If we have N
words, each with maximum length L
, your algorithm will take O(N*L^3)
(supposing that adding to trie is linear with length of adding word). However, the size of the resulting trie (number of nodes) is at most O(N*L^2)
, so it seems you are wasting time and you could do better.
And indeed you can, but you have to pull a few tricks from you sleeve. Also, you will no longer need the trie.
.substring()
in constant time
In Java 7, each String
had a backing char[]
array as well as starting position and length. This allowed the .substring()
method to run in constant time, since String
is immutable class. New String
object with same backing char[]
array was created, only with different start position and length.
You will need to extend this a bit, to support adding at the end of the string, by increasing the length. Always create a new string object, but leave the backing array same.
- Recompute hash in constant time after appending single character
Again, let me use Java's hashCode()
function for String
:
int hash = 0;
for (int i = 0; i < data.length; i++) {
hash = 31 * hash + data[i];
} // data is the backing array
Now, how will the hash change after adding a single character at the end of the word? Easy, just add it's value (ASCII code) multiplied by 31^length
. You can keep powers of 31 in some separate table, other primes can be used as well.

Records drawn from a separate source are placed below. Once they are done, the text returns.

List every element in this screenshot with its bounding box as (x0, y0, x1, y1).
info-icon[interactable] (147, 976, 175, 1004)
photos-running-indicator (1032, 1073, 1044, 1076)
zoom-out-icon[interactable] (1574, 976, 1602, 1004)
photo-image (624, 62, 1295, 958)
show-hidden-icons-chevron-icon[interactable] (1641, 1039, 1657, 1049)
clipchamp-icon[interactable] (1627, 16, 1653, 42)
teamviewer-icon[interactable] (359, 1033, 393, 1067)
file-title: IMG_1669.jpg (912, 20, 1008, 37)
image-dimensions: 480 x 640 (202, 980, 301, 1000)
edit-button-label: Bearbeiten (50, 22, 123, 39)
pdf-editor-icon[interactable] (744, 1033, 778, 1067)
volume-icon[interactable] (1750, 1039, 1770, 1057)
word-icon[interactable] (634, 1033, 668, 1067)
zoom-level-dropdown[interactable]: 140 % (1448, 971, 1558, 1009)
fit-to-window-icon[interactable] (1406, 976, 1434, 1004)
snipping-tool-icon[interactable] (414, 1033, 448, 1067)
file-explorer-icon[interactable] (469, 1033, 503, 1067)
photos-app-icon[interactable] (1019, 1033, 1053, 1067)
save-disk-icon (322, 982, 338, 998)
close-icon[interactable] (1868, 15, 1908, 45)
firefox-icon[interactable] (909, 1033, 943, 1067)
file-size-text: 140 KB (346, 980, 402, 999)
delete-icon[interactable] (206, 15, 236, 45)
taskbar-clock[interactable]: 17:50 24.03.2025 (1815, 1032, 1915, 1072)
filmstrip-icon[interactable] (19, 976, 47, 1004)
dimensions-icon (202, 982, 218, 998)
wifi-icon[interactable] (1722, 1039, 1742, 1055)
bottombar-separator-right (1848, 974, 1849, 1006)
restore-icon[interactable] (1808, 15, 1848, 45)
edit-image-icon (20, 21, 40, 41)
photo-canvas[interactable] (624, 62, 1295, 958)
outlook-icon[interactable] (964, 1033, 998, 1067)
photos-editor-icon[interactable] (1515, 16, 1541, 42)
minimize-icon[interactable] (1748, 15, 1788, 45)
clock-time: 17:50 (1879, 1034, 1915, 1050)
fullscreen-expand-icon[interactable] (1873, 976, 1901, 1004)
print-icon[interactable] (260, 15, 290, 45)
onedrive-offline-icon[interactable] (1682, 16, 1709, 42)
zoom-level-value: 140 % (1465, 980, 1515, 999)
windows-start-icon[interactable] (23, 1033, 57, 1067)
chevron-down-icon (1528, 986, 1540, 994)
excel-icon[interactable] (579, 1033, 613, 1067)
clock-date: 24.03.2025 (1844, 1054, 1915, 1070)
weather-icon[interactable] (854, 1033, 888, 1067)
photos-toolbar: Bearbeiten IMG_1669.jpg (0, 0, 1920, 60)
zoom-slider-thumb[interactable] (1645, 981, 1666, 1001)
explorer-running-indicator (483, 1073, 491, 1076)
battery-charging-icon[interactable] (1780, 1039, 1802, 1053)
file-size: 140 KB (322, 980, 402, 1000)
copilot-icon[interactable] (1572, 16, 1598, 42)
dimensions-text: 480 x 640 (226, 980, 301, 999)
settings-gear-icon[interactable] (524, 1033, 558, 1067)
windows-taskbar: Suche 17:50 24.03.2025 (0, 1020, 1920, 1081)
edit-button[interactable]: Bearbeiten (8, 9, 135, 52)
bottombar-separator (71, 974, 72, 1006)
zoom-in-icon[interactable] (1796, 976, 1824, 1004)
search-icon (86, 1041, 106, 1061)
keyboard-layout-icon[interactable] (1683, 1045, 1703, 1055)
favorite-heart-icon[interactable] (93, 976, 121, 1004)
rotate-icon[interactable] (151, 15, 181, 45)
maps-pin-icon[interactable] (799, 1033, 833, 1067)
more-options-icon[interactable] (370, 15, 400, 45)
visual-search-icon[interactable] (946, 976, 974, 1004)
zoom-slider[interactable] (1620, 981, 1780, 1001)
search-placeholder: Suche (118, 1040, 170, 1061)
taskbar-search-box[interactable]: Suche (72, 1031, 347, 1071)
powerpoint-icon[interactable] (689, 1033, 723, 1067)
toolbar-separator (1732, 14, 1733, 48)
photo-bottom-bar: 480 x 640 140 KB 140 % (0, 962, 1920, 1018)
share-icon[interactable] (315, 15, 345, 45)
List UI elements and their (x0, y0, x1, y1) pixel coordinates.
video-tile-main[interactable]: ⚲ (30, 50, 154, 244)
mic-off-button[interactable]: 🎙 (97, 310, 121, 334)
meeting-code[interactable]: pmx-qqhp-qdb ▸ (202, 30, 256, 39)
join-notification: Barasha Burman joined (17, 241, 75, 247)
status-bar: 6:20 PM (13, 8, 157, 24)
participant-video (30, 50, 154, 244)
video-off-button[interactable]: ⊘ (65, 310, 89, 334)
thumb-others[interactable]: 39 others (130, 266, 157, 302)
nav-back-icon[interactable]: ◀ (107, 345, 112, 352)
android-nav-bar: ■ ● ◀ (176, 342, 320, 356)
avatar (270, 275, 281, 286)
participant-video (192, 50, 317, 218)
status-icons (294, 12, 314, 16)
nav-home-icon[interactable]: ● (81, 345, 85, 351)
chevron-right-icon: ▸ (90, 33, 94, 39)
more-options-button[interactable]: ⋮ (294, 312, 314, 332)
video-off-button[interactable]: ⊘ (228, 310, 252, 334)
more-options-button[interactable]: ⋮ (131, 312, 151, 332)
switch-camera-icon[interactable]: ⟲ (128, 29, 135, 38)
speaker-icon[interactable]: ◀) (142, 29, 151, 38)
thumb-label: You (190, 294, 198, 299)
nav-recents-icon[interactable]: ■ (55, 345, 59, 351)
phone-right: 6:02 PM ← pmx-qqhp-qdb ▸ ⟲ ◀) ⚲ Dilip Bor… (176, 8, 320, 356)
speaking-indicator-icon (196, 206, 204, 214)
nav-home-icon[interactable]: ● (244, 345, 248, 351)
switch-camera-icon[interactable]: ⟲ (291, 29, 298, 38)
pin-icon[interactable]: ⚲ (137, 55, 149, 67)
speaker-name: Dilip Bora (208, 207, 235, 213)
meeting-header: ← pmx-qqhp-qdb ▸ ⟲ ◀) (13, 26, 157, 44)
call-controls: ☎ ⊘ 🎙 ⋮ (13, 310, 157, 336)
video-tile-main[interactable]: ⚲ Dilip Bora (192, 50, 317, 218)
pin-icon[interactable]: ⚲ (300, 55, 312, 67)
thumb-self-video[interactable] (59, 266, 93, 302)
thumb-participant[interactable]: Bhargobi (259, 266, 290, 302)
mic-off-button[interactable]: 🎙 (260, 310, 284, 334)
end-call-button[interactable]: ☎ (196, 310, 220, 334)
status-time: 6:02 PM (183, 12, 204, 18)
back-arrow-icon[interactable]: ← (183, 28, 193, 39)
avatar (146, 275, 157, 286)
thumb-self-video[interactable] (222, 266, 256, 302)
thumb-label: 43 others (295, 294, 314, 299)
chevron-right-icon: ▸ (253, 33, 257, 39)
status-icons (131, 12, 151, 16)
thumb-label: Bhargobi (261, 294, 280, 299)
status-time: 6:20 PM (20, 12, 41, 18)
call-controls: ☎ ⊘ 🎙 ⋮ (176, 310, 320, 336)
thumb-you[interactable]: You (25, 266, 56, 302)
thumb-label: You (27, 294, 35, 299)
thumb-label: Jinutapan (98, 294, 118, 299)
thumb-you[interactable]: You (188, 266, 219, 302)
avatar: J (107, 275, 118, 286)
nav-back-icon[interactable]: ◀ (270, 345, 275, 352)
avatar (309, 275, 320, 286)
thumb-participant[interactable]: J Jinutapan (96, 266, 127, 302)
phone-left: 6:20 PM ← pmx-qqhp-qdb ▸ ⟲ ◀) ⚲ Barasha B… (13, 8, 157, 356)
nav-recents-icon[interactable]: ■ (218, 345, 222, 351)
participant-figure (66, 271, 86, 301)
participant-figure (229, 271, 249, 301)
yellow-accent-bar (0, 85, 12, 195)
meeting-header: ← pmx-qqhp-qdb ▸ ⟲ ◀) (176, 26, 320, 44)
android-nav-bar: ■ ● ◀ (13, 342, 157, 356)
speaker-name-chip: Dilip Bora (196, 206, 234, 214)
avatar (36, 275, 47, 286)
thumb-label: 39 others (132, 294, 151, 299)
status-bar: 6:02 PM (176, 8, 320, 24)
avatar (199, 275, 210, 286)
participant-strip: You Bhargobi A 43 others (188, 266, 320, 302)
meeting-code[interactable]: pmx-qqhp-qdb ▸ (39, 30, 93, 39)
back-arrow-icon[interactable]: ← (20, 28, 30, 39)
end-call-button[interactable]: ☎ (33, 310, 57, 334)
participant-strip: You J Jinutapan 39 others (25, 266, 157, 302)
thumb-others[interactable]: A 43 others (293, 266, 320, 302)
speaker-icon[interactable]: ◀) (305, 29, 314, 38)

- Store all substring in single
HashMap
With using tricks 1 and 2, you can generate all substrings in time O(N*L^2)
, which is the total number of substrings. Just always start with string of length one and add one character at a time. Put all your strings into a single HashMap, to reduce duplicities.
(You can skip 2 and 3 and discard duplicities when/after sorting, perhaps it will be even faster.)
- Sort your substrings and you are good to go.
Well, when I got to point 4, I realized my plan wouldn't work, because in sorting you need to compare strings, and that can take O(L)
time. I came up with several attempts to solve it, among them bucket sorting, but none would be faster than original O(N*L^3)
I will just this answer here in case it inspires someone.
In case you don't know Aho-Corasic algorithm, take look into that, it could have some use for your problem.